Janna leaned her head back against the bus seat. It should have been more comfortable than it was, but even one of those plush bus seats offers no comfort when it is worn thin over the metal frame. She left her head there anyway, the base of her skull bouncing on the fabric covered metal. It generated a kind of muscle-y headache but it distracted her from thoughts of facing her aunt.
She knew what Aunt Sadey would look like, wearing jeans and a grey sweatshirt – the crew neck, plastic-y kind that no one else wears anymore – leaning her left shoulder on the door frame, an unlit cigarette hanging from the fingers of her right hand, hair dragged back in a ponytail except for a scrappy little bang that would be standing up in sections from being swept off of Sadey’s forehead. And she’d be shaking her head, just a little, so Janna would know that she’d let her family down again.
“You were your mother’s pride and joy, you know. You were going to save the lot of us.” Sadey wouldn’t even have to say the words aloud, Janna knew the script. “I knows how hard it is. Sure, haven’t I had the same troubles myself?”
It was the same thing that Sadey said every time, but Janna didn’t believe it. She couldn’t imagine that grey Aunt Sadey had ever gone off excited for anything, let alone for a job.

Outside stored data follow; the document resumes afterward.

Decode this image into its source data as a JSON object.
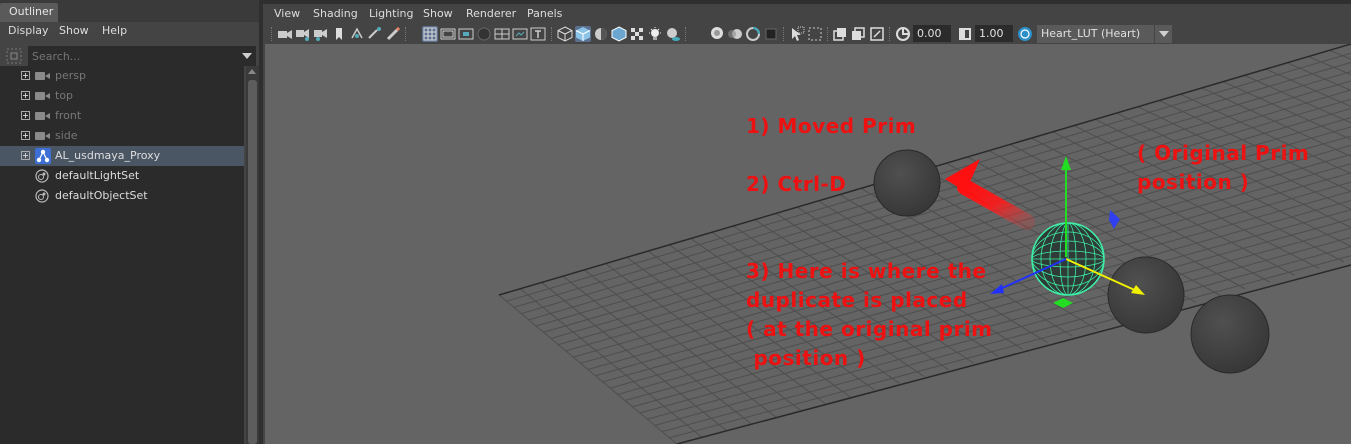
{
  "outliner": {
    "tab_label": "Outliner",
    "menu": [
      "Display",
      "Show",
      "Help"
    ],
    "search_placeholder": "Search...",
    "items": [
      {
        "label": "persp",
        "icon": "camera-icon",
        "expandable": true,
        "dim": true
      },
      {
        "label": "top",
        "icon": "camera-icon",
        "expandable": true,
        "dim": true
      },
      {
        "label": "front",
        "icon": "camera-icon",
        "expandable": true,
        "dim": true
      },
      {
        "label": "side",
        "icon": "camera-icon",
        "expandable": true,
        "dim": true
      },
      {
        "label": "AL_usdmaya_Proxy",
        "icon": "usd-proxy-icon",
        "expandable": true,
        "selected": true
      },
      {
        "label": "defaultLightSet",
        "icon": "object-set-icon",
        "expandable": false
      },
      {
        "label": "defaultObjectSet",
        "icon": "object-set-icon",
        "expandable": false
      }
    ]
  },
  "viewport": {
    "menu": [
      "View",
      "Shading",
      "Lighting",
      "Show",
      "Renderer",
      "Panels"
    ],
    "toolbar": {
      "exposure_value": "0.00",
      "gamma_value": "1.00",
      "color_transform": "Heart_LUT (Heart)"
    },
    "annotations": {
      "step1": "1) Moved Prim",
      "step2": "2) Ctrl-D",
      "original_position": "( Original Prim\nposition )",
      "step3": "3) Here is where the\nduplicate is placed\n( at the original prim\n position )"
    }
  },
  "colors": {
    "annotation": "#ee1111",
    "viewport_bg": "#646464",
    "selection_highlight": "#4b5664",
    "active_tool": "#5c7090"
  }
}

Sadey always seemed happy enough working at Mercer’s Convenience, keeping the local kids from stealing chips and beer, standing on the front steps for a smoke on her break. Janna wasn’t like Sadey though, she was excited. Every single time.
The problem was that Janna she always started with such confidence. She was always sure that this was the one that was going to pan out, this was the job that would switch them up over that line from almost having enough to finally being able to get ahead.
It never was though.
Lots of times it was close, but when it all came down to it, Janna just didn’t fit. Her clothes were a little too cheap, her make-up a bit too heavy, her language a bit too ragged. After the interview it was always completely clear, a glance in the mirror told her what she had done wrong this time. She’d love to have that insight beforehand just once, when it would be of some use.
She was just tired. She needed a break somewhere. But if that break wasn’t coming, then she needed Sadey to not be waiting at the door when she got home from trying. It was never not getting the job. It was never the pursed lips of the interviewer. Never the sad head shake from the secretary on the way out. The gut-wrenching part was Sadey, standing on the steps, knowing that Janna had let them all down again. The saddest part was never not getting the job, the saddest part was getting back home.